綺麗に整えられた眉はアーチ型で、優しい雰囲気を与えてくれる。
くっきり二重の瞳。高い鼻。ルージュを塗った薄い唇。
真っ赤なマニキュアが光る長い爪。スラッとした長身。おまけに黒いシンプルなスーツの着こなしは抜群。
僕は思わずその場で彼女をスカウトした。
「ねぇ、モデルをやってみる気ない?」
彼女は別に驚きもしなかった。後から考えればもうすでに部長から同じ誘いを受けた経験があったのかもしれない。
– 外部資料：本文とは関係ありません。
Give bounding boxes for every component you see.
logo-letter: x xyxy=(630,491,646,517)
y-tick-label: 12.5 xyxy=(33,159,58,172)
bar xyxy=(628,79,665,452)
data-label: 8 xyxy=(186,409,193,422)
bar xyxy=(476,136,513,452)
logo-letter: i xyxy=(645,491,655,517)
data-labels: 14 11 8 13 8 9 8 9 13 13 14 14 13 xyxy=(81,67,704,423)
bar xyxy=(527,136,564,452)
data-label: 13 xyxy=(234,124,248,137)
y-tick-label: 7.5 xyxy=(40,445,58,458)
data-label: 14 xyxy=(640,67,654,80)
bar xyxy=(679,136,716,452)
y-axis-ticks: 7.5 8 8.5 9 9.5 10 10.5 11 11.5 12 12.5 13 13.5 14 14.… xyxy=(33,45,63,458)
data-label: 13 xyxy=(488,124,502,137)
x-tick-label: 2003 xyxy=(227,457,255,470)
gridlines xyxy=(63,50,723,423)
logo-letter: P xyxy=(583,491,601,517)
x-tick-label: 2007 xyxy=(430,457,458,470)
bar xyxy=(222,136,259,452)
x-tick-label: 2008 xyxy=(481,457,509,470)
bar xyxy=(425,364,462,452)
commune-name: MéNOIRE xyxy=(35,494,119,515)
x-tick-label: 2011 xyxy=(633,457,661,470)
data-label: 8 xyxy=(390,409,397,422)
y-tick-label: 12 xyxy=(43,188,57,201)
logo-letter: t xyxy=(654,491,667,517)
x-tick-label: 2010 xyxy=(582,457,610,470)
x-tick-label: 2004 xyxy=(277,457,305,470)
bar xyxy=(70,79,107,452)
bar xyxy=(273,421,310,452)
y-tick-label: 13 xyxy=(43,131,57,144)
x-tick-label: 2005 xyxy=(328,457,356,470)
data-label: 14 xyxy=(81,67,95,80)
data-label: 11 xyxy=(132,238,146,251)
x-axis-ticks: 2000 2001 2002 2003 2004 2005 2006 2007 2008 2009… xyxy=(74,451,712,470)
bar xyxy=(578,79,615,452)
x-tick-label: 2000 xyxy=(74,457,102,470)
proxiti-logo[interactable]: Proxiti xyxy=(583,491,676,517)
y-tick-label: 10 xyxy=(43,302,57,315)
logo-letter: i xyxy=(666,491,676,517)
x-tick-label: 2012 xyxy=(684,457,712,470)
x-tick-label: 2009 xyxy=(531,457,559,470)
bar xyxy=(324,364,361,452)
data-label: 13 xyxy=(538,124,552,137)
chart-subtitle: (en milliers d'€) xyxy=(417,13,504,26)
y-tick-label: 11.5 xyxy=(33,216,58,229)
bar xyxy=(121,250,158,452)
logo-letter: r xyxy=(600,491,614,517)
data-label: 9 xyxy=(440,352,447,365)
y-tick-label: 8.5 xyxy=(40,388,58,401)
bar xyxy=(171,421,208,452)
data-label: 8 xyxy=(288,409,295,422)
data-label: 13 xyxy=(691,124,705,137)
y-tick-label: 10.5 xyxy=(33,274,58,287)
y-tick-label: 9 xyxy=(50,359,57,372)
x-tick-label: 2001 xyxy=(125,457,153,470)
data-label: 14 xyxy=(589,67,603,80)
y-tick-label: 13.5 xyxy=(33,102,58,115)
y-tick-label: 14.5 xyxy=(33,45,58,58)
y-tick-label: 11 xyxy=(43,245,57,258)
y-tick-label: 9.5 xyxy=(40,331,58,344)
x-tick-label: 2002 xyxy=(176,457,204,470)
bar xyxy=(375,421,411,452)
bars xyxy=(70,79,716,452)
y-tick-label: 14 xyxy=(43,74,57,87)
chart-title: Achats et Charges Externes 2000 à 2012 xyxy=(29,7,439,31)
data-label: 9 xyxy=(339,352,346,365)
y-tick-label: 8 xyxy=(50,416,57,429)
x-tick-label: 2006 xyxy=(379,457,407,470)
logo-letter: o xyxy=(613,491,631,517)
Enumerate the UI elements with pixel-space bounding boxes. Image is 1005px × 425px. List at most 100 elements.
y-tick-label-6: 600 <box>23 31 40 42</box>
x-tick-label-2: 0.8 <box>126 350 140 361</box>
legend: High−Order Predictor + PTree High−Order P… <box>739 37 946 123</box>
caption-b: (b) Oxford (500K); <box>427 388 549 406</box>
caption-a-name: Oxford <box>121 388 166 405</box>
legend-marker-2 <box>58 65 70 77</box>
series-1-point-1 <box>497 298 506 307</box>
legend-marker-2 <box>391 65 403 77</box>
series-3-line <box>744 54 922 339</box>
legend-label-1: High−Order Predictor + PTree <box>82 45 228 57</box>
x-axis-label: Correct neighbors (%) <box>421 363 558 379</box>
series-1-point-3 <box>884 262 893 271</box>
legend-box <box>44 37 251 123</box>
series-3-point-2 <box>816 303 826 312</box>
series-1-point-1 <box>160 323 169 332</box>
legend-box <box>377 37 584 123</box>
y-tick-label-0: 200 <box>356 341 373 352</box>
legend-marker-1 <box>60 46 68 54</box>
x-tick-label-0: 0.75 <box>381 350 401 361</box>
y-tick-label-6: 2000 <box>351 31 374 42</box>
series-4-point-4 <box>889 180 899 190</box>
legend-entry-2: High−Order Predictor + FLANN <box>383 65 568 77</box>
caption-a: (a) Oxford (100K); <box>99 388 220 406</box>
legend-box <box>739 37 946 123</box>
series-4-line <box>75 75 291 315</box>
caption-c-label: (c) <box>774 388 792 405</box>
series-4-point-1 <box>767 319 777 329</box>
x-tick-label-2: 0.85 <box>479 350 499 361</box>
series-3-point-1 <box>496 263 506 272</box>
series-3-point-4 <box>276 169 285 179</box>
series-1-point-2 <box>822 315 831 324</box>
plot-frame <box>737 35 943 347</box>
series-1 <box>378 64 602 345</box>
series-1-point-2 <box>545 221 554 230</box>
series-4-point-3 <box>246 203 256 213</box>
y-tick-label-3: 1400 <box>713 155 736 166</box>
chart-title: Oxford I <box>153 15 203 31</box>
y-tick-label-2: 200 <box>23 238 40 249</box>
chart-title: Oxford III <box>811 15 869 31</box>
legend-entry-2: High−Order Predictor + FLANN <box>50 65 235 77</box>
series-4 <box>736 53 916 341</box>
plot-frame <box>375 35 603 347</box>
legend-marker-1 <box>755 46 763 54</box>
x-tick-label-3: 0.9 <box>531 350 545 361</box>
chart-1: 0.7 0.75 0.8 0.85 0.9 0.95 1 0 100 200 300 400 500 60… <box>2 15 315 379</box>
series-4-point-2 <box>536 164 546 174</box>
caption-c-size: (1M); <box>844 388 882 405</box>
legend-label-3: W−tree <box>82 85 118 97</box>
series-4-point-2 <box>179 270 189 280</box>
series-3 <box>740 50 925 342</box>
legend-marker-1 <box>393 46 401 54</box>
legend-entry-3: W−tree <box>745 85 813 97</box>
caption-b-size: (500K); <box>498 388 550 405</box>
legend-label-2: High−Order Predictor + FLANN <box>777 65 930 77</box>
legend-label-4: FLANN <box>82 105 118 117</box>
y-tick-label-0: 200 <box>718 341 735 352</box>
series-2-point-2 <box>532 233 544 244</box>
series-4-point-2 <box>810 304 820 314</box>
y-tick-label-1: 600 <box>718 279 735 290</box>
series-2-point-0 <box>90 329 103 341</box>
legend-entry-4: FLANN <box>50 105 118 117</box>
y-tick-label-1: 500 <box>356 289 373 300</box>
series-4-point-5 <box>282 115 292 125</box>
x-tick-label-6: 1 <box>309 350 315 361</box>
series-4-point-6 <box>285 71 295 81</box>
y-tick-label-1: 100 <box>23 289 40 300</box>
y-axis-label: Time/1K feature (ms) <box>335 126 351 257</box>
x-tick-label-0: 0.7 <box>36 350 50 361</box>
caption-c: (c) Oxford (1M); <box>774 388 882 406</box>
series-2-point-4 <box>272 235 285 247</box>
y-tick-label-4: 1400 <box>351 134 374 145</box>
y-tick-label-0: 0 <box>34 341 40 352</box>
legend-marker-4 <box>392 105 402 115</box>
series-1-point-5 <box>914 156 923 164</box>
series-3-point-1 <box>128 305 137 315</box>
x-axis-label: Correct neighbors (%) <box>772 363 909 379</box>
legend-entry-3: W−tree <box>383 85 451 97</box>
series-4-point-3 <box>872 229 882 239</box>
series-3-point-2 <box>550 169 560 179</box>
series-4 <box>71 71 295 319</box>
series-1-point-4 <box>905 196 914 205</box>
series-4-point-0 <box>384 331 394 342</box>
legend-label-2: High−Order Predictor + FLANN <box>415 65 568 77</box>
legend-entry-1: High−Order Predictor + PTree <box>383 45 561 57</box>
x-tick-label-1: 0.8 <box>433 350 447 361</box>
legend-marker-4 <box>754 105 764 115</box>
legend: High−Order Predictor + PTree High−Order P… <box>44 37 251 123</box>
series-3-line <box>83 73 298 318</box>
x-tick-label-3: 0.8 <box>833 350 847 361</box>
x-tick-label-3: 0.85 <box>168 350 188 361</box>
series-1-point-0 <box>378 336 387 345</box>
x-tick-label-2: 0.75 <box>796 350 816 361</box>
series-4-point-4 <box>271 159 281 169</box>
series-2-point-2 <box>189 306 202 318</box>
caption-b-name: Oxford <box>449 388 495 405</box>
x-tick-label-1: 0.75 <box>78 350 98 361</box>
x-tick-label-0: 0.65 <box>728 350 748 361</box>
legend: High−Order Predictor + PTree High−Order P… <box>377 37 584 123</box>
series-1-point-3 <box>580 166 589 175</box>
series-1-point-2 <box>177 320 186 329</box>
「僕は洋服屋で働いてるんだ。今企画部にいるんだけど、毎年2回は展示会でショーを開くんだよ。そのモデルをやってみる気ないかな?」
そう言いながら僕はスーツの内ポケットから名刺を取り出し、彼女に渡した。
すると彼女は両手で受け取ったその名刺を食い入るように見つめていた。
なんだろう……
モデルをやらないかと言った時は驚きもしなかった彼女が僕の名刺を見た時には何故かひどく動揺しているように見えた。
僕の名刺には当たり前の文字が並んでいるだけだった。
会社名、会社の住所、電話番号やメールアドレス。
彼女はその時、僕の名前を見つめていた。"企画部 吉田修一"と書かれたその文字を。
ただその時僕はあまり彼女の態度を気にする事はなかった。彼女が動揺しているように見えたのはほんの一瞬だけだったからだ。
「あなたの名刺ももらえる?」
「あ、はい」
彼女は慌てて自分の名刺を取り出し、笑顔で僕に手渡してくれた。
「里奈です。よろしくね、吉田さん」
僕は名刺を受け取る時、彼女の赤く光った爪に見とれていた。
名刺には"スナックセシル 里奈"という黒い文字が印刷されていた。
いつもはそんな事しないのに、何故かその時だけは名刺をひっくり返して裏側を見てみた。
するとそこには"お客様へのメッセージ"という文字が印刷されており、その下には彼女が書いたとみられる文字が綴られていた。
スナックセシルをよろしくお願いいたします。
里奈に会いたくなったらいつでもいらして下さいね。
本日はご来店ありがとうございました。
僕はその文字をしばらくじっと見つめていた。
彼女がその時どんな顔で僕の様子を伺っていたのかは分からない。
その時の僕にはもう周りを見る余裕なんかなかったから。